I have to believe that God was working, working, working this last year and a half. In us and through us and around us. And it isn't over yet, because the house isn't finished yet. We'll be downstairs for awhile while the upstairs is getting finished. But we've rounded the curve.


We'll begin moving in this next week. And we have happy, happy hearts.




(The picture above is a print we got for Elias' new room. It's a bit morbid, I know. But that's us. The kid never had a chance.)

Tuesday, February 15, 2011

A day late--




















Hoping everyone had a sweet Valentine's Day. This year was, for us, not so much a celebration. But next year! Next year there will be a completed house and chubby little hands, asking for "More brownie, Mommy!"


Thursday, February 10, 2011

Cake; Or, How I've broken 2 of My 3 Resolutions Today

I made cake for our small group this week, and since we didn't eat it all at group, I've taken it upon myself to finish it off. My goodness, it's good. It's a banana cake that isn't too banana-y, not too sweet, and has a nice finish of homemade coconut icing. YUM. Here's the link; I think this will be a main contender for E's first birthday cake. Yes, this is something that I think about regularly. I know that's weird.

I didn't exercise today. Or yesterday. Or last week. But I have an excuse: Elias got sick for the first time. And I was sick with him. We were so miserable. Sigh. It's over now, but my sleep has not been caught up with, so I've been taking it easy.
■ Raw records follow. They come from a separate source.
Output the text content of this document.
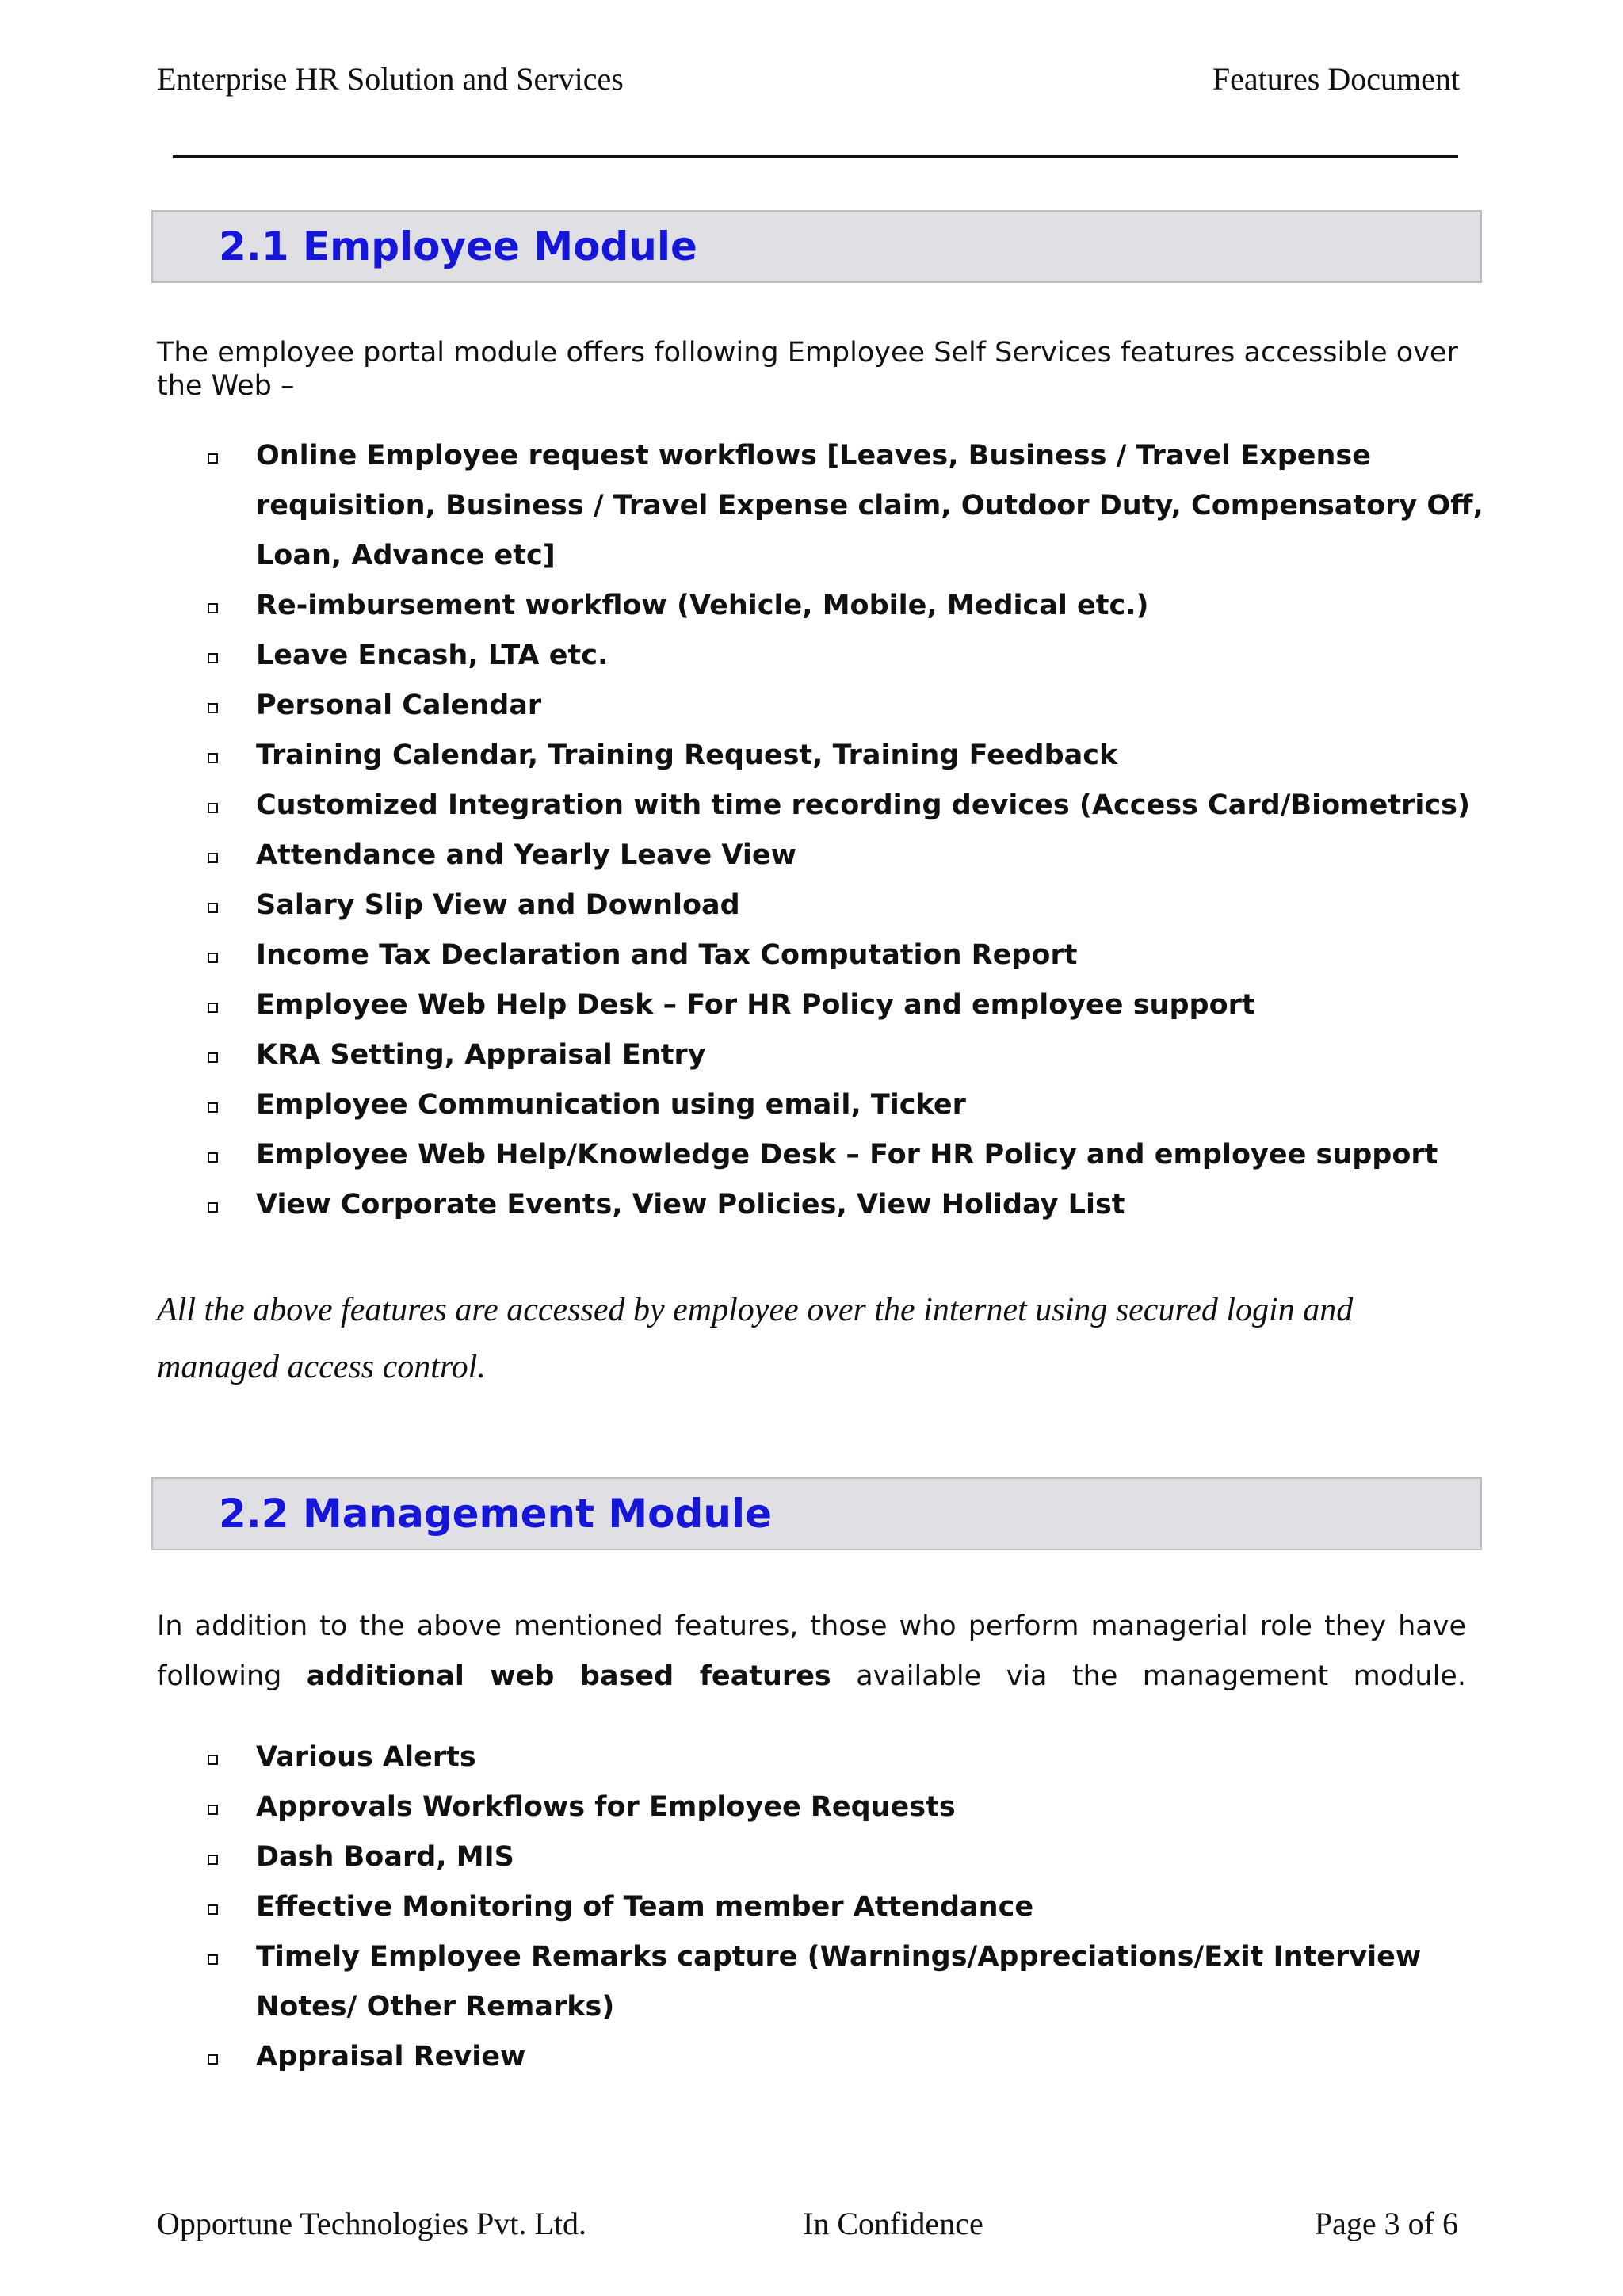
Enterprise HR Solution and Services	Features Document
2.1 Employee Module
The employee portal module offers following Employee Self Services features accessible over the Web –
Online Employee request workflows [Leaves, Business / Travel Expense requisition, Business / Travel Expense claim, Outdoor Duty, Compensatory Off, Loan, Advance etc]
Re-imbursement workflow (Vehicle, Mobile, Medical etc.)
Leave Encash, LTA etc.
Personal Calendar
Training Calendar, Training Request, Training Feedback
Customized Integration with time recording devices (Access Card/Biometrics)
Attendance and Yearly Leave View
Salary Slip View and Download
Income Tax Declaration and Tax Computation Report
Employee Web Help Desk – For HR Policy and employee support
KRA Setting, Appraisal Entry
Employee Communication using email, Ticker
Employee Web Help/Knowledge Desk – For HR Policy and employee support
View Corporate Events, View Policies, View Holiday List
All the above features are accessed by employee over the internet using secured login and managed access control.
2.2 Management Module
In addition to the above mentioned features, those who perform managerial role they have following additional web based features available via the management module.
Various Alerts
Approvals Workflows for Employee Requests
Dash Board, MIS
Effective Monitoring of Team member Attendance
Timely Employee Remarks capture (Warnings/Appreciations/Exit Interview Notes/ Other Remarks)
Appraisal Review
Opportune Technologies Pvt. Ltd.	In Confidence	Page 3 of 6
And eating cake. Double sigh. But! I'm only about 10 lbs away from the weight I was at before Elias. I'm getting there.

But! I've been reading the Bible every day. And it's been great. And the day before yesterday I got to Job. To which I said, "Yuck." But I felt like I should read it, and it's really been great. Surprisingly so. Looking forward to Barbara getting there too :-) Ms. Barbara, you will be working through Job, won't you??